Even when we were on a relatively wide spot, the ground was treacherously uneven. Roots lurched out of the ground at unpredictable angles, threatening to launch Chris onto the ground. I had to inch his chair forward, ready to run to whichever side his chair threatened to tip over to, in order to set it back on four wheels.
It was exhausting. I was dripping with sweat by the time we reached the river bank. Well, by the time
I
reached the river bank – with Chris in tow. I had not had a chance to check in with him since we got off the bus. He was literally just a package until we could reach the cabin and I could pull out the cards so that he could let me know what he
was thinking.
I just had to keep going. By the time we got to the river, I was realising how difficult it was going to be to get us to the cabin. This is where the path ended. It was only another kilometre or so downstream, but it was a tricky kilometre. I had always skirted along the riverbank, holding onto branches to swing around places where the trees came right down to the water. There was no way I could do that with Chris.
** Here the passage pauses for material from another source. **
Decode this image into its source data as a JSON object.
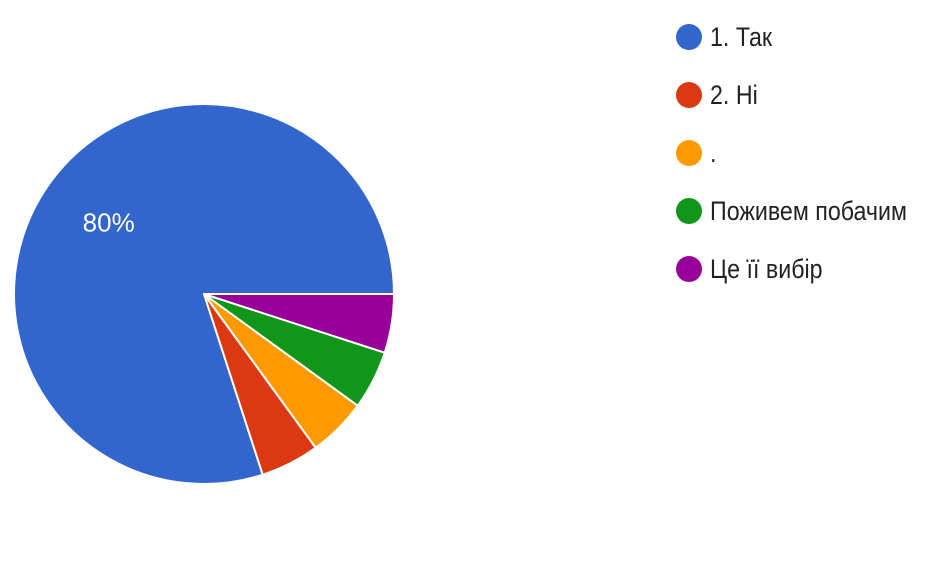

In the end I took off my shoes and socks, rolled up my jeans and waded into the water pushing Chris’s chair. The bed of the river was full of big, rounded stones covered in green slime. It was very slippery, but at least the handles of the wheelchair gave me some stability. Still, the chair itself was not very stable as it bumped along into big holes and crevices between the stones.
The water was freezing, but I didn’t even feel it once we started down the river. Just like on the path, I would push Chris’s chair until it was truly stuck, and then I would go to the front to try to pull it out. Chris himself did not make it easy. He was flapping in panic. The river was pretty shallow, and his feet were well out of the water, but I imagined it must be pretty frightening to have no control, as your vehicle careens down a river.
‘Almost there, Chris. Sorry about all this,’ I said, trying to give him a big smile, which probably ended up more like a
grimace. Chris had a look of terror pasted on his face. We
were
almost there. Just one more bend and we would come to the little sandy beach. I found some more strength to push him around the bend without getting stuck once. Just one final push and we would be there.
I’m not sure what happened next. One minute I was standing up, relieved that we had made it. The little beach was just ahead. The next minute I was down in the water. And Chris and his chair were on top of my right leg. Pain shot through my leg when I pulled it out and scrambled upright, but I barely noticed that in my panic to get Chris’s chair out of the water. Somehow I managed to pull Chris, still strapped securely into the chair, onto the beach and then right the chair again. He was soaking wet, but at least he seemed otherwise all right.
It was only when I went to push him from the beach, across the little field to the cabin that I knew that I was not all right. My leg just wasn’t working. I couldn’t stand on it. I tried again. Shooting pain.
There was no choice though. The sun was almost behind the trees now. It would be getting cold soon. I had to get Chris inside and dried off. It was hard to stop from screaming with the pain.
One, two, three
. I concentrated on counting the steps to the cabin. I had pushed through pain before; at least this pain was tangible.
Sixty-one, sixty-two, sixty-three
. We were there. But for the
first time ever I did not feel the usual relief of arriving at my safe place. Instead cold, sharp fear gripped me. What had I done?